To measure H₂O₂ content, the reaction mixture consisted of 2 mL of 50 mM phosphate-buffered (pH 6.8) leaf extract supernatant and 1 mL reagent [0.1% (v/v) TiCl₄ in 20% (v/v) H₂SO₄]. The blank reaction consisted of 50 mM phosphate buffer without leaf extract. H₂O₂ content was measured spectrophotometrically after a reaction with TiCl₄ [41] with absorbance measured at 410 nm. The amount of H₂O₂ was calculated by using a standard curve prepared with known concentrations of H₂O₂ in some experiments, H₂O₂ content was measured spectrophotometrically after a reaction with DAB solution [42]. The reaction mixture consisted of 2 mL of 50 mM phosphate buffer (pH 6.8) leaf extract supernatant and 1 mg mL⁻¹ DAB solution. The blank reaction consisted of 50 mM phosphate buffer without leaf extract. The absorbance was measured at 465 nm. To quantify DAB staining results, brown areas of the DAB–H₂O₂ reaction were scanned and measured with ImageJ (https://imagej.nih.gov/ij/). The ImageJ was used to record the grayscale values of all pixels within the brown areas of eight-bit images. An identical noise threshold was used for all analyses and was visually inspected for accurate representation of the particles.

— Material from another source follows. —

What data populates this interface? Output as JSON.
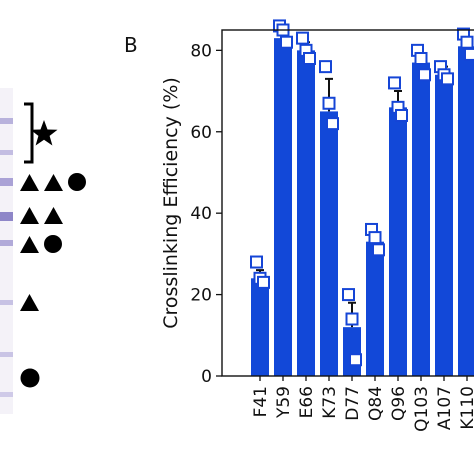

Malondialdehyde, routinely used as an indicator of lipid peroxidation, was extracted with 5% (w/v) trichloroacetic acid, and the content was determined by the thiobarbituric acid reaction as described [43] and expressed on the basis of fresh weight. For protein determination, leaves were homogenized in 50 mM sodium phosphate buffer (pH 6.8). Extracts were centrifuged at 17,600× g for 20 min, and the supernatant was used for determining protein level by the Bradford method [44].

4.6. RT-PCR Analysis

For molecular analysis of HPT-overexpressing transgenic rice and CRISPR mutant lines (osrr6/osrr11#2-3-1, osrr6/orss11#5-1-1, osrr9/osrr10#9-2-4, and osrr9/osrr10#10-3-6), total RNA was isolated by using TRIzol solution (Invitrogen, Carlsbad, CA, USA) from leaves of wild-type and putative transformants. For RT-PCR analysis, HPT was amplified with the primer sequences HPT-F, 5′-GTGCTTGACATTGGGGAGTT-3′, and HPT-R, 5′-ACATTGTTGGAGCCGAAATC-3′. PCR conditions were 94 °C for 5 min, then 32 cycles at 94 °C for 30 s, 50 °C for 30 s, and 72 °C for 1 min. Rice Actin1 gene, amplified with the primer sequences Actin1-F, 5′-ATGCTCTCCCCCATGCTATC, and Actin1-R, 5′-TCTTCCTTGCTCATCCTGTC-3′, was an internal control. RT-PCR was performed in triplicate for each individual line; results from one repeat are shown in the figure.

4.7. Statistical Analysis

Data are expressed as mean ± SE. Each experiment was carried out in 4 technical replicates and 3 biological replicates. One representative experiment is shown. Differences between measurements were analyzed by Student t test or Duncan’s multiple range test. p < 0.05 was considered statistically significant.

5. Conclusions

We show that the notable difference in H₂O₂ levels induced by HyB between non-transformant and transgenic rice harboring HPT can be a convenient system for distinguishing transgenic plants. Extraction of DNA or RNA is not necessary in this protocol. Instead, we used a simple DAB histochemical staining method, which was convenient, cheap, quick, and reliable for analysis of transgene-free genome-edited plants. The procedure was feasible for determining transgenic rice containing HPT. More importantly, HyB-induced overproduction of H₂O₂ in other plants demonstrated its broad application for a wide range of plant species.